Les députés s'apprêtent à relever l'enveloppe de la loi de programmation militaire à près de 450 milliards d'euros. Loïc Déquier / SO
Une trajectoire qui aboutirait en 2030 à un budget militaire annuel de 76,3 milliards, soit 2,5 % du PIB. Avec cependant deux détails importants : la loi de programmation dessine un chemin mais le Parlement peut théoriquement s'en écarter chaque automne en votant le budget de l'État. Et 2027 sera une année de présidentielle, susceptible de rebattre les cartes.
Une trajectoire budgétaire réévaluée
« C'est une loi de programmation pour deux ans », estime Jean-Louis Thiériot (LR), ex-ministre et corapporteur du texte.
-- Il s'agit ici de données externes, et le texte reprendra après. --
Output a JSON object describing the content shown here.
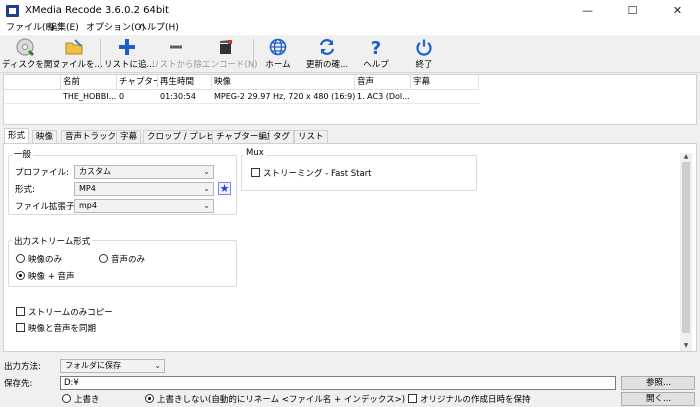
{
  "window": {
    "title": "XMedia Recode 3.6.0.2 64bit",
    "minimize": "—",
    "maximize": "☐",
    "close": "✕"
  },
  "menu": [
    "ファイル(F)",
    "編集(E)",
    "オプション(O)",
    "ヘルプ(H)"
  ],
  "toolbar": {
    "open_disc": "ディスクを開く",
    "open_file": "ファイルを...",
    "add_list": "リストに追...",
    "remove_list": "リストから除...",
    "encode": "エンコード(N)",
    "home": "ホーム",
    "update": "更新の確...",
    "help": "ヘルプ",
    "exit": "終了"
  },
  "filelist": {
    "columns": [
      "名前",
      "チャプター",
      "再生時間",
      "映像",
      "音声",
      "字幕"
    ],
    "rows": [
      {
        "name": "THE_HOBBI...",
        "chapter": "0",
        "duration": "01:30:54",
        "video": "MPEG-2 29.97 Hz, 720 x 480 (16:9), ...",
        "audio": "1. AC3 (Dol...",
        "subtitle": ""
      }
    ]
  },
  "tabs": [
    "形式",
    "映像",
    "音声トラック 1",
    "字幕",
    "クロップ / プレビュー",
    "チャプター編集",
    "タグ",
    "リスト"
  ],
  "general": {
    "title": "一般",
    "profile_label": "プロファイル:",
    "profile_value": "カスタム",
    "format_label": "形式:",
    "format_value": "MP4",
    "ext_label": "ファイル拡張子:",
    "ext_value": "mp4"
  },
  "mux": {
    "title": "Mux",
    "streaming": "ストリーミング - Fast Start"
  },
  "output_stream": {
    "title": "出力ストリーム形式",
    "video_only": "映像のみ",
    "audio_only": "音声のみ",
    "video_audio": "映像 + 音声"
  },
  "options": {
    "stream_copy": "ストリームのみコピー",
    "sync": "映像と音声を同期"
  },
  "bottom": {
    "output_method_label": "出力方法:",
    "output_method_value": "フォルダに保存",
    "save_to_label": "保存先:",
    "save_to_value": "D:¥",
    "browse": "参照...",
    "open": "開く...",
    "overwrite": "上書き",
    "no_overwrite": "上書きしない(自動的にリネーム <ファイル名 + インデックス>)",
    "keep_date": "オリジナルの作成日時を保持"
  },
  "colors": {
    "accent": "#1a5fd0",
    "star": "#2a3fd6"
  }
}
S'il salue l'effort, Jean-Louis Thiériot l'estime encore insuffisant face à « un péril qui semble existentiel ou a minima très grand », avec le retour de la guerre en Europe. « La France doit se préparer à affronter […] des crises simultanées, durables, de haute intensité […] tout en gérant sur son propre territoire des actions hybrides », a alerté la ministre des Armées Catherine Vautrin.
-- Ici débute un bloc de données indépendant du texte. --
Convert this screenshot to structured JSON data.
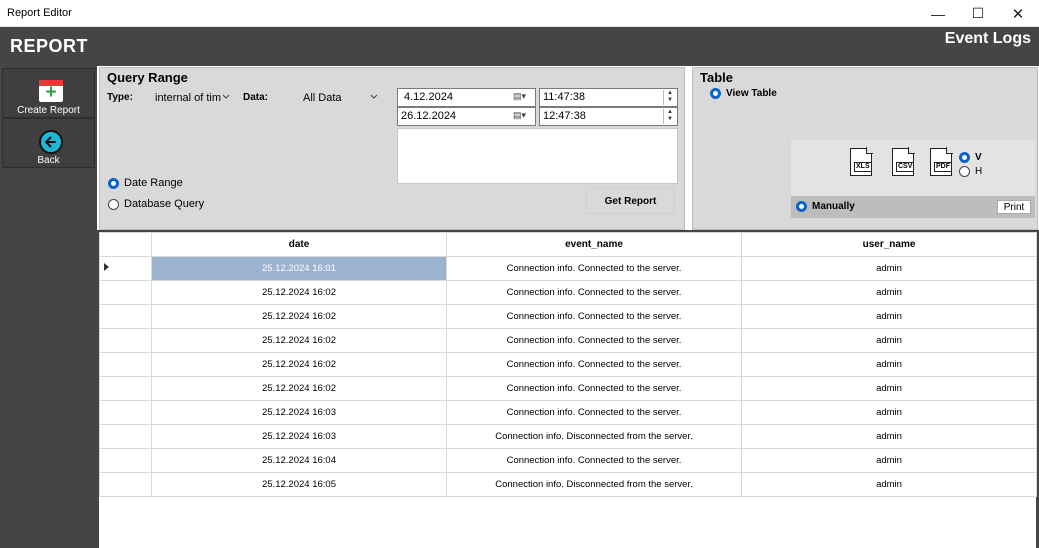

En audition, le député RN Laurent Jacobelli a déploré « une loi de rattrapage » de la précédente, largement adoptée au Parlement. Aurélien Saintoul (LFI) a estimé que les 36 milliards servaient majoritairement à payer les factures de la précédente « LPM », critiquant une loi « fondamentalement insincère ».
Priorités opérationnelles et mesures de sécurité
S'il ne prévoit pas de modifier le format des armées, le texte met l'accent sur des postes d'investissement jugés nécessaires, à commencer par les munitions (8,5 milliards d'euros supplémentaires, 26 milliards sur la période). Outre le volet investissement, le texte apporte plusieurs nouveautés. Comme permettre aux opérateurs privés de neutraliser des drones survolant des sites sensibles ou encore la création d'un nouvel « état d'alerte de sécurité nationale », permettant de déroger à plusieurs règles (de construction, d'expropriation, ou environnementale) en cas de « menace grave » pour la Nation.